Use of Honey for Healing Pressure Ulcers: An Integrative Review

Sunday, 27 July 2014: 1:15 PM

Katherine Ricossa, RN, MS
Recuperative Skills Training, Kaiser Permanente Santa Clara Medical Center, Santa Clara, CA


Using Complementary and Alternative Methods (CAM) offers a holistic approach of caring for those with pressure ulcers. The purpose of this paper is to examine the caring and the healing process using CAM to examine a Systematic Integrated Review of 9 randomized clinical trials on the use of honey and the healing of pressure ulcers.

The costs of wound healing continue to escalate. It is important to explore alternative holistic modalities which are cost effective and achieve the desired outcome of wound healing. Honey is the ideal substance to provide effective wound healing properties: antibacterial, antimicrobial, anti inflammatory, wound cleansing and debridement. 


Several databases were examined: Natural Standard, Cochrane Library, PubMed, and Google Scholar. Internationally 8 randomized clinical trials were identified using honey for wound healing of pressure ulcers. No clinical trials were identified in the United States.

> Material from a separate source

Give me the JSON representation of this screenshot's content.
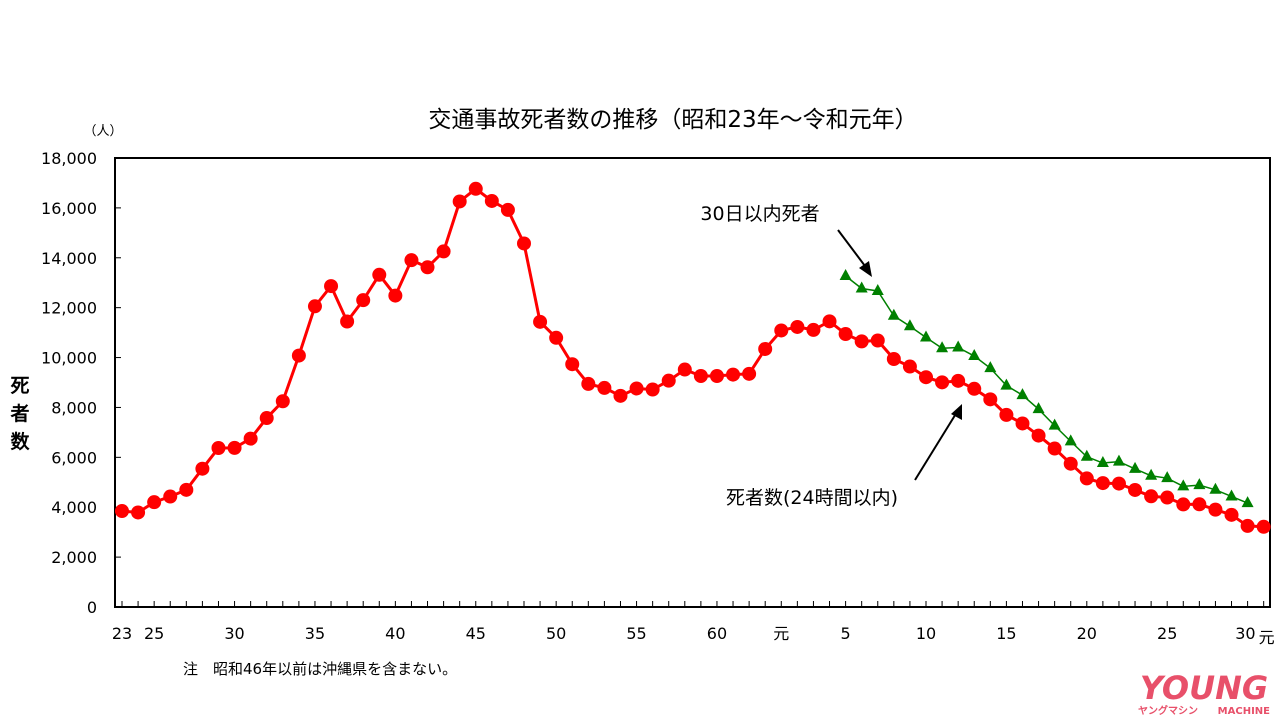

In the last 10 years, internationally 6 randomized clinical and 1 Intervention Review have been published on clinical trials examining the effectiveness of honey to treat and heal pressure ulcers as well as other wounds. Each sample size was different based on the geographical area where the study was conducted and different types of honey were used to determine the effectiveness on wound healing. Honey was not always effective on some wounds, but the evidence indicates that honey is effective in wound healing.


Few studies have been conducted on the effectiveness of wound healing with honey internationally. It is suggested that honey is nature’s perfect substance for wound healing for pressure ulcers. It is difficult to generalize on the effectiveness of honey based on these randomized clinical trials with heterogeneous samples and wound types. Based on these studies, honey is effective on healing pressure ulcers. However, additional research must be conducted using homogenous samples and pressure ulcer types to establish a basis for practice.